Девочку свою на потом откладывать. Которого и не случится может вовсе.
И на войне есть место радости. Иначе совсем с катушек слететь можно, окончательно. Иначе — ради чего все это? Вся наша жизни — ради чего она? Ради того, чтобы тупо воевать?
— Тсссссс, — Даша дергается во сне, как тогда, когда в горячке металась.
Обнимаю. Прижимаю к себе крепче. Глажу золотые волосы, — и груди, блядь, щемит.
— Тссссс, девочка, маленькая моя. Все хорошо.
— Влад?
Чуть приоткрывает сонные глаза, смотрит на меня мутным еще взглядом, чуть прищурясь, — а мне тепло от этого. Счастливо, блядь, как-то.
Улыбаюсь, как сопляк, обкурившийся.
Провожу рукой по щеке. Носом трусь о волосы.
И, блядь, реально — дергает там, в сердце. Так дергает, что рукой удержать хочется.
От того, что смотрит на меня — не шарахаясь. Расплывается в счастливой улыбке от того, что я рядом.
Не контракт. Не сделка. Не за бабло и безопасность.
Потому что такого не сыграешь, — я, блядь, столько актрис повидал, сколько ни один театр и киностудия не видели. И почти всех в своей постели. Я знаю, как играют.
— Проснулась?
Уже смелее прижимаюсь к теплому телу, чувствуя, как кровь из головы уплывает на хрен в член.
Хочу ее. До одури. До ломоты в зубах хочу.
Мало.
Мало мне ее.
Раздвинуть ноги и врезаться. Хлопками тел, криками ее упиваться. Пьянеть от них. Рвать нежное тело, вгрызаться зубами в белую кожу.
Блядь.
Ногти ее в спине своей чувствовать хочу. Ощущать, как дергается подо мной всем телом. Как глаза ее закатываются в оргазме.
Хочу.
Так хочу, что зарычать готов.
Но ведь нельзя.
Не привыкла еще.
И так ее замучил, кажется.
Ох, девочка.
Придется тебе терпеть.
А мне пока — сдержаться.
Кивает, а я прикусываю подбородок. Такой нежный. Острый. Сладкий.
— Тогда собирайся. Завтракать поедем.
— Завтракать? — округляет глаза, смотрит на окно и смеется.
Ну да. Солнце давно перевалило за полдень.
— Когда проснулись, тогда и утро, — ухмыляюсь, притягиваю к себе как почти сытый кот. Сильно почти. Но долго нам в постели лучше не оставаться. Иначе кот станет очень голодным и растерзает маленькую птичку. Испугаю еще. Сбежит.
— Давай, маленькая. Собирайся. Я душ в другой комнате приму. Пятнадцать минут тебе на сборы. Жду одетую у двери. Давай.
Кивает. Пытается шевельнуться под моим тяжелым и очень напрягшемся телом. Округляет глаза, понимая, чем упираюсь в нее.
— Давай, — нехотя отрываюсь от моей сладости.
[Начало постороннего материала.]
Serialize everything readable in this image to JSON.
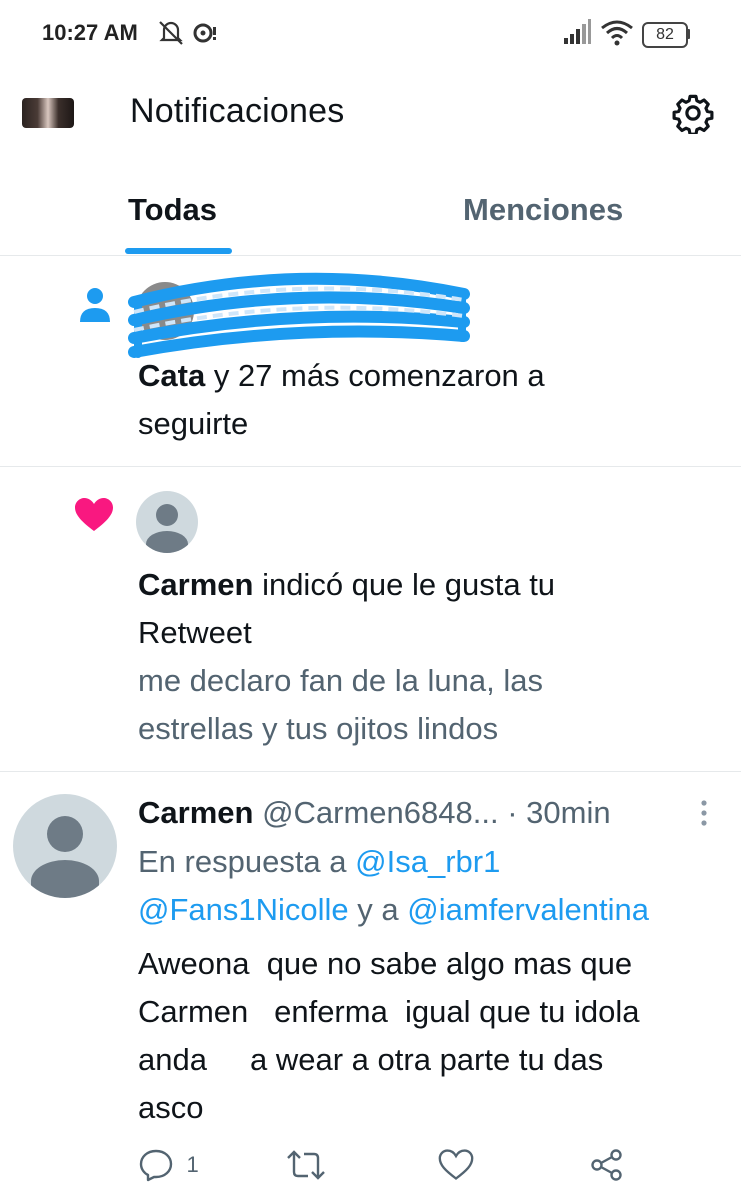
{
  "status_bar": {
    "time": "10:27 AM",
    "battery": "82"
  },
  "header": {
    "title": "Notificaciones"
  },
  "tabs": [
    {
      "label": "Todas",
      "active": true
    },
    {
      "label": "Menciones",
      "active": false
    }
  ],
  "notifications": [
    {
      "type": "follow",
      "name": "Cata",
      "text": "y 27 más comenzaron a",
      "text2": "seguirte"
    },
    {
      "type": "like",
      "name": "Carmen",
      "text": "indicó que le gusta tu",
      "text2": "Retweet",
      "quote1": "me declaro fan de la luna, las",
      "quote2": "estrellas y tus ojitos lindos"
    },
    {
      "type": "reply",
      "name": "Carmen",
      "handle": "@Carmen6848...",
      "time": "· 30min",
      "reply_prefix": "En respuesta a",
      "reply_to_1": "@Isa_rbr1",
      "reply_to_2": "@Fans1Nicolle",
      "reply_and": "y a",
      "reply_to_3": "@iamfervalentina",
      "body": [
        "Aweona  que no sabe algo mas que",
        "Carmen   enferma  igual que tu idola",
        "anda     a wear a otra parte tu das",
        "asco"
      ],
      "reply_count": "1"
    }
  ],
  "colors": {
    "accent": "#1d9bf0",
    "like": "#f91880",
    "text": "#0f1419",
    "muted": "#536471"
  }
}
Заставляю себя.
Со временем — пиздец, понимаю, бросая взгляд на часы, пока Даша упархивает в ванную, бросив на меня странный взгляд и залившись краской до корней волос.
Ее смущает, что у меня член колом?
Серьезно?
После всего, что было?
Забавная малышка.
Нежная и чистая, блядь.
На руках таких носить надо. Цветами засыпать.
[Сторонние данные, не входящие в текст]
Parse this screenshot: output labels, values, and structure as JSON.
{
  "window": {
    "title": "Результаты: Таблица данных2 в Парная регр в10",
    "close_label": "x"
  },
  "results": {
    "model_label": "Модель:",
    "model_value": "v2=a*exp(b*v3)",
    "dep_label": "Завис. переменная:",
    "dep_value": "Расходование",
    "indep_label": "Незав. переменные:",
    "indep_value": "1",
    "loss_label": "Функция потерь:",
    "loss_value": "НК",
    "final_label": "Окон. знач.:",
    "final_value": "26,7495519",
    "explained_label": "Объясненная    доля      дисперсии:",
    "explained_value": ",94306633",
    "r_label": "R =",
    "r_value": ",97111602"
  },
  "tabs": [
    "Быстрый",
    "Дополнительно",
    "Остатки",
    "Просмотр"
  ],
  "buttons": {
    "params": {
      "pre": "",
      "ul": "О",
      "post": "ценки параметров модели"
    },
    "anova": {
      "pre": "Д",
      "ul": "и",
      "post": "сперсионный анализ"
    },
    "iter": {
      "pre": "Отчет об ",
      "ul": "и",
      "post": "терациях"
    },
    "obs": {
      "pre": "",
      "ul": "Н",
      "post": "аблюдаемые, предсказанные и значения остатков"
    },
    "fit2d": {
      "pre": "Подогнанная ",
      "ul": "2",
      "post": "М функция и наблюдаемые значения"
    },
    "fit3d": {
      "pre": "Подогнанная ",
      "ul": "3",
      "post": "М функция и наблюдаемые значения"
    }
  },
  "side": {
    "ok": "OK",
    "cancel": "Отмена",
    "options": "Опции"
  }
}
— Василий, — набираю, выходя из комнаты, как только слышу за захлопнувшейся и закрывшейся на замок дверью шум воды.
Дурочка, запирается от меня в душе. Надо же!
Ухмыляюсь, — давно такого не видел. Или вообще никогда? Обычно двери в душ остаются заманчиво приоткрытыми.
Но мне всегда без интереса. Я утоляю свою страсть и сразу же переключаюсь на дела. Всегда. Со всеми.
Кроме этой невозможной крошки.
К которой мне сейчас хочется вломиться, выбив на хрен дверь плечом.
Но я помню. С ней надо сдерживаться.
А жаль.
Стоит только представить себе, как подрагивает ее тело под струями воды, как я, блядь, сам готов этой самой водой стать.
Член разрывается от бешеного неконтролируемого желания.
Стиснув зубы, возвращаюсь к разговору.
Даже, блядь, Гордея заменить ради нее пришлось.